“Pastor Sanders, it’s come to our attention that a room in the parsonage has been painted purple. Is this true?” Mrs. Graves, the head of the building committee, led the inquisition.
Mark exhaled sharply through his nose. It sure didn’t take the “Grave Widow” long to pounce. He hadn’t discovered it himself until last night. Did she “just happen to smell the fumes while she was passing by?”
Don’t be petty with her, he admonished himself—this was Ann’s fault.
“Yes, it’s true and I apologize.”
“Don’t misunderstand us—we want your family to feel at home. . . ” The other two members of the committee nodded vigorously.
Mark, I feel as if I am a guest in my own home. I can’t landscape; I can’t get a dishwasher and these white walls make me feel like a transient.
“. . . and when you asked us if you could paint the bedrooms, I—we said yes.”
“She said we could paint it neutral or light? Etta doesn’t want neutral or light—she loves purple.”
He had hoped to surprise Ann when he had arrived at the house last night, ahead of schedule. Her wide eyes, red face and shaky embrace told him he had, indeed, attained his goal.
Mom came for an impromptu visit and I mentioned Etta wanting her room painted and I explained the situation with the paint color. We went to the store and the clerk showed us the spectrum of purples. Believe or not—this is a light shade. I mean look, (and she reached in her purse for color samples) this is a dark purple—what we have in that room doesn’t begin to come near this shade.
“The paint is not as dark as it seems at first glance,” Mark told the committee.
Kevin, the maintenance man, spoke up: “You all used latex paint, I’m assumin’—there shouldn’t be no problem repaintin’ later.” Mrs.
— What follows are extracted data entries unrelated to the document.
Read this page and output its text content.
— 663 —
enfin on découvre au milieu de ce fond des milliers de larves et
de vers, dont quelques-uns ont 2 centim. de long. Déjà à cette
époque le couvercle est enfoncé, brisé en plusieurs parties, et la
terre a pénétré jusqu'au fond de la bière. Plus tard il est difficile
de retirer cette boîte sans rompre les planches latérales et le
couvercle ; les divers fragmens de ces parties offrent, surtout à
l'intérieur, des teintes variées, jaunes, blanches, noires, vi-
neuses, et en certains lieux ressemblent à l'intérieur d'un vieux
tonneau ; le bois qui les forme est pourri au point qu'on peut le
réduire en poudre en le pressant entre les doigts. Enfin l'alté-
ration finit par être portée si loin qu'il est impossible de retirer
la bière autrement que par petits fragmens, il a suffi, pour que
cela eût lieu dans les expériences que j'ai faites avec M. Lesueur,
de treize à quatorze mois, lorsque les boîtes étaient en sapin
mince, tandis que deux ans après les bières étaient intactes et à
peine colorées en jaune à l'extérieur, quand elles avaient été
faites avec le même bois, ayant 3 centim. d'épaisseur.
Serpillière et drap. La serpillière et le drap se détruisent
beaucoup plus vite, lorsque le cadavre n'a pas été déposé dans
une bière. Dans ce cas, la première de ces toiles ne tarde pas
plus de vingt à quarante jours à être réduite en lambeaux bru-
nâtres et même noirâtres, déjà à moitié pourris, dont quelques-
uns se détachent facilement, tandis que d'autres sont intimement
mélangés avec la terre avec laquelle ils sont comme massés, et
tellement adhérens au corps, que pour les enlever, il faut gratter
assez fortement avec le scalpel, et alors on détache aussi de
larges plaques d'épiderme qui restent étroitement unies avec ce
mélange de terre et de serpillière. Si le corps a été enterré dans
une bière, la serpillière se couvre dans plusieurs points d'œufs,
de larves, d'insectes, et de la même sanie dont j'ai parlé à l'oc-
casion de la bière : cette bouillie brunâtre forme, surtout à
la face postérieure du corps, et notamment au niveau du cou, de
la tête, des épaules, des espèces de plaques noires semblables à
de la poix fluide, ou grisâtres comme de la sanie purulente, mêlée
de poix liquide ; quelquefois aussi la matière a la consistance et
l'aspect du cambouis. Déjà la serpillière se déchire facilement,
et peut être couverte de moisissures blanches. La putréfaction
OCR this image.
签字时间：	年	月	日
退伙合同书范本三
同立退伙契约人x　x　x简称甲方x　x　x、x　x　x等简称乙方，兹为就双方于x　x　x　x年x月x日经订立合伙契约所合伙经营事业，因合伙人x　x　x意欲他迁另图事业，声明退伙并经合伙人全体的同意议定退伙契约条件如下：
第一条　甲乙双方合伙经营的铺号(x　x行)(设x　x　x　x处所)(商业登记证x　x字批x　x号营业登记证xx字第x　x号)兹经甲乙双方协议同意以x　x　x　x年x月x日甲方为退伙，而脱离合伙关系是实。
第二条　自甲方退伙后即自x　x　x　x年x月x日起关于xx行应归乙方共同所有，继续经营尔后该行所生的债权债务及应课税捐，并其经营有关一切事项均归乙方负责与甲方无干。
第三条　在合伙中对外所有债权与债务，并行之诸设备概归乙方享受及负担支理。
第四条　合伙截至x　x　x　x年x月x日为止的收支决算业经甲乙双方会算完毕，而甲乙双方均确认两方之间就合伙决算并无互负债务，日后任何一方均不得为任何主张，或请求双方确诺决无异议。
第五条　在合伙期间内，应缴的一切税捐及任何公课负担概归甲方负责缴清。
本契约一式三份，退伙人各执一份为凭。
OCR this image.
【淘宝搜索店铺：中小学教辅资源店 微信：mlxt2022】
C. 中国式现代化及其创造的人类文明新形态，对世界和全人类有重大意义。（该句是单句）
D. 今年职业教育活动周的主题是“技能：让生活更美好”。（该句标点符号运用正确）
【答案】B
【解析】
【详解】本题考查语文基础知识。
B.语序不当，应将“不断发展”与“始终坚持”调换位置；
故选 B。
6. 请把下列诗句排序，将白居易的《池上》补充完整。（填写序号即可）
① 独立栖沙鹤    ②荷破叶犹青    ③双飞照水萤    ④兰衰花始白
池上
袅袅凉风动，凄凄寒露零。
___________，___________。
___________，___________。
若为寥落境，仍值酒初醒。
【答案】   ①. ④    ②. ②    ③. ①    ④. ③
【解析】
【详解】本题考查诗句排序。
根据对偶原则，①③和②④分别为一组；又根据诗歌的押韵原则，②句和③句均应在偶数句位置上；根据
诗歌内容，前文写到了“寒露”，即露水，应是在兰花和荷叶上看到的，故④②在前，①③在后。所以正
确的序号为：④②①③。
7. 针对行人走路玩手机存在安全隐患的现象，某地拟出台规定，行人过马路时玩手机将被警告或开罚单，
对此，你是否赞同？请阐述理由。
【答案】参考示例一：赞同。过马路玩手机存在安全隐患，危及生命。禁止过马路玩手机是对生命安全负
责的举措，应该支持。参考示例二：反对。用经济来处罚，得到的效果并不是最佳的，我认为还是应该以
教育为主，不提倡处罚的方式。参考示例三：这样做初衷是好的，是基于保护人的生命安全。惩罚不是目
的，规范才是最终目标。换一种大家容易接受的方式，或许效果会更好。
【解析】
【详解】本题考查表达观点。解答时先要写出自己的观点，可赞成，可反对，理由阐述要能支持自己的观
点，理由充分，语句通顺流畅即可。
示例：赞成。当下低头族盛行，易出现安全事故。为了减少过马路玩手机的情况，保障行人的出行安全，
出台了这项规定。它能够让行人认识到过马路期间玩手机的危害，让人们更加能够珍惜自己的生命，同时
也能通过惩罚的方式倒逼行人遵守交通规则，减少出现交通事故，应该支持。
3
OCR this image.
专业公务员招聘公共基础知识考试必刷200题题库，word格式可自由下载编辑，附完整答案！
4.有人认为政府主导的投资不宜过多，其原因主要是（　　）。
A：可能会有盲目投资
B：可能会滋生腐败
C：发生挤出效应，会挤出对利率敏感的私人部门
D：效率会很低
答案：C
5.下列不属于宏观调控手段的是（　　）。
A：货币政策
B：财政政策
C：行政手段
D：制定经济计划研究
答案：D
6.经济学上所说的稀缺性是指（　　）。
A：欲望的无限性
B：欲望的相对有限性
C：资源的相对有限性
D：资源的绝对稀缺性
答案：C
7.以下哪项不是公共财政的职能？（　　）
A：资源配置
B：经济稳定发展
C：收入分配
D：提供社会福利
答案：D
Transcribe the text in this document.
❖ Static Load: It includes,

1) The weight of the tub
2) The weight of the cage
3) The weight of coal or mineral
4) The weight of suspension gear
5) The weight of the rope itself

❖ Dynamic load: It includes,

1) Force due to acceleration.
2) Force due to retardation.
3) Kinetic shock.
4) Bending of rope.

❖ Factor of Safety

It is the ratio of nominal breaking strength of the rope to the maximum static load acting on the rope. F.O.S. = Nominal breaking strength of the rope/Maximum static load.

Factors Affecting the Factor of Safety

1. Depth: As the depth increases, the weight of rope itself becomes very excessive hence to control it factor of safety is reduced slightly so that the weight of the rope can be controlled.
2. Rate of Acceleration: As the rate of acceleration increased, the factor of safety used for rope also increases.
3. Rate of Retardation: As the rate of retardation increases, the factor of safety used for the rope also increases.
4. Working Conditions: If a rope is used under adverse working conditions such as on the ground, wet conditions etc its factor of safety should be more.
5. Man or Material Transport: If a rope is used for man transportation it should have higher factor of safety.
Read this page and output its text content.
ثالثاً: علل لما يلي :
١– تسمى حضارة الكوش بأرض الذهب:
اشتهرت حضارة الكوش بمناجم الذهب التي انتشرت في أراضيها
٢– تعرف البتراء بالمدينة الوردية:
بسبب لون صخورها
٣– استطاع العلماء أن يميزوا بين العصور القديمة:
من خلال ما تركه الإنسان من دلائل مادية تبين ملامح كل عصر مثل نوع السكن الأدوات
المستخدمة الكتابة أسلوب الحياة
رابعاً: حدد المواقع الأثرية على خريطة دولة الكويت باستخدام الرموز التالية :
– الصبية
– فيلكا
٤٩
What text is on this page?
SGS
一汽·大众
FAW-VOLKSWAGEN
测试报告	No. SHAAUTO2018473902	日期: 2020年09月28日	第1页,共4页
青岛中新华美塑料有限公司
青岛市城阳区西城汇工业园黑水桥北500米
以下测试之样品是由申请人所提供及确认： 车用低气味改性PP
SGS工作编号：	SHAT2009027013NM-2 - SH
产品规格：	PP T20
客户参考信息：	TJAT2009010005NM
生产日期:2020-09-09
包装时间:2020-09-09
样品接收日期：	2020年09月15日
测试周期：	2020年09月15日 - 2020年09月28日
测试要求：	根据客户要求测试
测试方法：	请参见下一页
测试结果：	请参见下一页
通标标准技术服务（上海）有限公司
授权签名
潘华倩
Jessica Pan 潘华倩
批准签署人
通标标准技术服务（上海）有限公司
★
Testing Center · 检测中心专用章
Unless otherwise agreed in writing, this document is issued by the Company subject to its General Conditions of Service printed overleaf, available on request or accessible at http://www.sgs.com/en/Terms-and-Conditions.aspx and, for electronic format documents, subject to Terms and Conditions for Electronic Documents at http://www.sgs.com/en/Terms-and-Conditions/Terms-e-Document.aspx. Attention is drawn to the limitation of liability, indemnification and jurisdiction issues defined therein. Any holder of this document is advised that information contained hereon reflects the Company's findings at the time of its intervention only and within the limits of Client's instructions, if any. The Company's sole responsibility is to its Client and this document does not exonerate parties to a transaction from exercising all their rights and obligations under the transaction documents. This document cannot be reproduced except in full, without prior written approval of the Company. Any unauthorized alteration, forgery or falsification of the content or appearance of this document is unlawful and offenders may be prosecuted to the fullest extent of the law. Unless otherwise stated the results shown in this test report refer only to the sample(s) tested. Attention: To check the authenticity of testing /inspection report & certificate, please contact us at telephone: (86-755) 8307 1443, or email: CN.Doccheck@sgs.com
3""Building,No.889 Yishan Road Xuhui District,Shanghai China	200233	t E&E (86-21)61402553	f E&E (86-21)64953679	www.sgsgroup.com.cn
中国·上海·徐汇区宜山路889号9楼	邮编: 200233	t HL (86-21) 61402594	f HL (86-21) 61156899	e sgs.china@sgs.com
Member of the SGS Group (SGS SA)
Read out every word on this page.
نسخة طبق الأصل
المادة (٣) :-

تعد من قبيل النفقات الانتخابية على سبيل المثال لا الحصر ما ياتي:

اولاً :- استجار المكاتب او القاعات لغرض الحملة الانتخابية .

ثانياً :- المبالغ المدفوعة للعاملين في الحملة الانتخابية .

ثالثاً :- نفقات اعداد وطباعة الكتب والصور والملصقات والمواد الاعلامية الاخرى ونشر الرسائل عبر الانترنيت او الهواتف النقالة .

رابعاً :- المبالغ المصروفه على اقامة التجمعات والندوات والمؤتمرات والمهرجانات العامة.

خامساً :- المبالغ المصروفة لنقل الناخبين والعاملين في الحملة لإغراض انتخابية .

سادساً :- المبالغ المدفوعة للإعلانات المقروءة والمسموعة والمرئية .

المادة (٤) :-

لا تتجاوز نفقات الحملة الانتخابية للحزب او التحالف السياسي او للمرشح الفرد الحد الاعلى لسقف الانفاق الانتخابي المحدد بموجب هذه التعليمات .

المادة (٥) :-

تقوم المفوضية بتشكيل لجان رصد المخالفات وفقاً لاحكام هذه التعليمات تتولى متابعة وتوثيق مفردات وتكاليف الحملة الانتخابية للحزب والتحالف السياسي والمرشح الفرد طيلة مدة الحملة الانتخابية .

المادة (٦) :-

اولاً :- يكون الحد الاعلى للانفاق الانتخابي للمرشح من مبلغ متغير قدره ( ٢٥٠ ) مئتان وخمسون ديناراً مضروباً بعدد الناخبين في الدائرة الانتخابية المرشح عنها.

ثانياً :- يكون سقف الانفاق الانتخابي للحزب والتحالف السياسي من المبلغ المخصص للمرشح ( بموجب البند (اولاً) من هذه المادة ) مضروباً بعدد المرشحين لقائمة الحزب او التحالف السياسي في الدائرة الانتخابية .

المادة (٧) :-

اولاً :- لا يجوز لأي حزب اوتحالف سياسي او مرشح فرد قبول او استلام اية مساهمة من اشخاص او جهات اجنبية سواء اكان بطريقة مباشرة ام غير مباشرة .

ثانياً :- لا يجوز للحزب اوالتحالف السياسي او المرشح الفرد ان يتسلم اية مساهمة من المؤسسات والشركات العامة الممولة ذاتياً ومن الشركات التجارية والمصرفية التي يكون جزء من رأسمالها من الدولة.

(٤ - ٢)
Graves turned her head sharply as if wondering from where on earth that voice had come.
Mark, it’s just paint. And you keep saying “purple” but it’s really more of a lavender.
That’s not the point, Ann. When we moved here, they gave us parameters and we accepted them. The point is I went to bat for you about something I don’t think is important—wall color. The point is that we broke their trust and you broke mine by waiting until I was at a conference to bring in the big guns—meaning your mother—to give you the boldness to do something you knew was wrong.
What difference does the color make? That woman just likes control. And I did not need my mother to do this. And I’m not repainting that room—until we move!
Sometimes I think you care more about pleasing your congregation than pleasing us. We are not going to do anything to destroy this house. We need you to stand up for us, Mark.
“Thanks, Kevin, but we’ll take care of the painting. Before I go, though, I would like to bring up the issue of the dishwasher. You know Ann enjoys having gatherings for you and making meals when there is a need? Well, she needs a dishwasher to make that load a little easier—no pun intended. I’ll pay for it.”
“A dishwasher?” Mrs. Grave’s nose wrinkled. “You know there isn’t room and what about the water bill? No, I don’t think it’s a good idea.”
“I can take out a cabinet and it don’t raise the bill none. I’ll put it in for your Missus.” Kevin said.
“I agree and that makes it a majority.” This came from Mr. Pike, the third committee member and a man of few words.
Mark unlocked the front door where only paint fumes greeted him. His eyes flickered to note left on the counter.
I’ve gone with Etta to Mom and Dad’s.
This “paint issue” has really upset me and caused me to re-evaluate our relationship. After much prayer, I see that my first allegiance, on this earth, has to be by your side. I know you’ve had a hard time building trust with this congregation after what the last pastor put them through, and I should not have undermined that. If you go into Etta’s room, you will see evidence of my sorrow.
Etta and I love you more than purple.
P.S. Mom’s birthday dinner starts at six.